Une sortie au cinéma inspire une femme à s’enrôler dans la Réserve

Article / Le 1 novembre 2016

Par Ashley Materi, Affaires publiques de la 3e Division du Canada

Seules 30 secondes ont suffi pour changer le cours de la vie de l’élève-officier Maria Cappis.

En 2001, un ami l’a invitée à aller voir un film qu’elle n’avait pas vraiment le goût de voir. Or, elle a tout de même accepté l’invitation, bien heureuse d’avoir un peu de répit dans son horaire chargé au collège. Durant les bandes-annonces, on a présenté une publicité sur la Réserve de l’Armée. Elle a été intriguée. 

 « Je n’y ai pas pensé très longtemps »,  dit l’Élof Cappis.  « Après le film d’une heure et demie, je me suis dit ‘C’est un emploi à temps partiel, qu’est-ce que j’ai à perdre? C’est une belle occasion’. » 

Le lendemain matin, elle a appelé le recruteur.

Quinze ans plus tard, l’Élof Cappis est encore dans la Réserve et elle a récemment entrepris un nouveau rôle. Après avoir travaillé des années comme militaire du rang, elle aide désormais au recrutement à Red Deer, en Alb., et elle a reçu une commission en tant qu’élève-officier au 2e Escadron du 41e Régiment des transmissions. Elle travaille avec la communauté, elle assiste à des événements et elle fait la promotion de la présence d’une unité de la Réserve à Red Deer. Cappis affirme que ce nouveau poste fait partie des nombreuses raisons pour lesquelles elle aime travailler au sein de la Réserve.
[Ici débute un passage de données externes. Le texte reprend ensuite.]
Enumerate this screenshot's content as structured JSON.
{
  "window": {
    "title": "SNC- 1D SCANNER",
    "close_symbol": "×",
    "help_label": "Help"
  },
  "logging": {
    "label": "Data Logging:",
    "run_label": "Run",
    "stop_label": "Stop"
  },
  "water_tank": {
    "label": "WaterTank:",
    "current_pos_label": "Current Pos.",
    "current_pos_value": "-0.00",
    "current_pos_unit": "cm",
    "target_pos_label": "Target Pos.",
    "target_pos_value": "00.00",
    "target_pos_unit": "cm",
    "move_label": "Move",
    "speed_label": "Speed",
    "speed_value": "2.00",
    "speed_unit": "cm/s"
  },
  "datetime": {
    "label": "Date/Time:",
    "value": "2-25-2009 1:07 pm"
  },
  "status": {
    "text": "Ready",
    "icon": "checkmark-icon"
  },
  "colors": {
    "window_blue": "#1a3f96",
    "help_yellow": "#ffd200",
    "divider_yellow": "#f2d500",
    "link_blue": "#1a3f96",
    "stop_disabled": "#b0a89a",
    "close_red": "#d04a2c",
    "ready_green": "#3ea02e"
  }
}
De nouvelles occasions et de nouveaux défis s’ouvrent sans cesse à elle, ce qui rend les choses palpitantes.

La souplesse constitue un autre facteur qui fait en sorte qu’elle travaille au sein de la Réserve depuis une décennie et demie. Dans sa vie civile, ’Élof Cappis est enseignante au Collège Red Deer. Elle enseigne à des élèves qui souhaitent devenir techniciens au service des pièces. En étant membre de la Réserve, ’Élof Cappis peut adapter son horaire de travail à son autre carrière.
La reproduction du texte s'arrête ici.